Russian politician (born 1982)

Pavel Vladimirovich Tarakanov (Павел Владимирович Тараканов; born 21 June 1982) is a Russian politician serving as a senator from Tyumen Oblast since 27 September 2018.

== Career ==

Pavel Tarakanov was born on 21 June 1982 in Chișinău, Moldavian Soviet Socialist Republic. In 2003, he graduated from the Chechen State University. Afterward, he worked in the Walking Together as a head of the Chechen branch of the organization.
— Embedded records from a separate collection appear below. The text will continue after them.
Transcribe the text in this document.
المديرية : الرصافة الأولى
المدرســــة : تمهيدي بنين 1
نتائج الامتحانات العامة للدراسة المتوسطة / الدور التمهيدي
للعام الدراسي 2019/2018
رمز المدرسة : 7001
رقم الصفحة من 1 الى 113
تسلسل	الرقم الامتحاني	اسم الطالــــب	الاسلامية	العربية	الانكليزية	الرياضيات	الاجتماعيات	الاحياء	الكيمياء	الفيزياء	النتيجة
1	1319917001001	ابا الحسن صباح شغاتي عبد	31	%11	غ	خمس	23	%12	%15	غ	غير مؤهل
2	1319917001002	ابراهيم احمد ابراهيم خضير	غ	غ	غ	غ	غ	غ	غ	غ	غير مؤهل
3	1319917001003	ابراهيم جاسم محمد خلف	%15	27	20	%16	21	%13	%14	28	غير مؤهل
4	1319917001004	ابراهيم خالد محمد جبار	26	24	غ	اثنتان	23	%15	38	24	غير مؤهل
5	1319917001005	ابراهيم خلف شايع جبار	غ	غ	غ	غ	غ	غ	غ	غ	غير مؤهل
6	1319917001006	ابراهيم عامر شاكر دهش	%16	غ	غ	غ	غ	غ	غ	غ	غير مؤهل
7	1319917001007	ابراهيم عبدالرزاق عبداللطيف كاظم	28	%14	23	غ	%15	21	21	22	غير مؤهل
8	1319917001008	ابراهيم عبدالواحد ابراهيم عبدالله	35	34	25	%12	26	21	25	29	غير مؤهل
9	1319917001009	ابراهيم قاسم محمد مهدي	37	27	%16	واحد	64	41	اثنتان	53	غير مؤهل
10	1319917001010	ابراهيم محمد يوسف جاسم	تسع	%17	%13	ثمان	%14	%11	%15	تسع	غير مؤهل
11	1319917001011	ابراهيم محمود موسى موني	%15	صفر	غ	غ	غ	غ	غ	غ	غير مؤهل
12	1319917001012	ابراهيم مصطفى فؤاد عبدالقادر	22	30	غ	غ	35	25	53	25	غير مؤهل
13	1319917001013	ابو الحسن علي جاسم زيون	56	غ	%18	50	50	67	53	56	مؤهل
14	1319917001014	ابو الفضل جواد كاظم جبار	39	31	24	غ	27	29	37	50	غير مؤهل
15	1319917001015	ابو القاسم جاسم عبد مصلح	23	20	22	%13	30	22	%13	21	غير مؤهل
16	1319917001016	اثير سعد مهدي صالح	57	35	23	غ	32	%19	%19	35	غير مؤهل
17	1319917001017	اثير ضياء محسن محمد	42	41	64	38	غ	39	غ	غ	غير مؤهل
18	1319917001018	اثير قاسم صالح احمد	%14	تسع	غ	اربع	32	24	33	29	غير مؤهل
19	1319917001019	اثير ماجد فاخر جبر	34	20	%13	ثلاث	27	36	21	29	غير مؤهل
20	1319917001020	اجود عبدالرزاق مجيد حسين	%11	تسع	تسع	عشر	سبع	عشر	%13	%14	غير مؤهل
From 2005 to 2007, he was the head of the organization. He left the position to become a deputy of the State Duma. Afterward, Tarakanov was appointed Deputy Governor of the Tyumen Oblast Vladimir Yakushev. On 27 September 2018, he became the senator from Tyumen Oblast.

==Sanctions==
Pavel Tarakanov is under personal sanctions introduced by the European Union, the United Kingdom, the USA, Canada, Switzerland, Australia, Ukraine, New Zealand, for ratifying the decisions of the "Treaty of Friendship, Cooperation and Mutual Assistance between the Russian Federation and the Donetsk People's Republic and between the Russian Federation and the Luhansk People's Republic" and providing political and economic support for Russia's annexation of Ukrainian territories.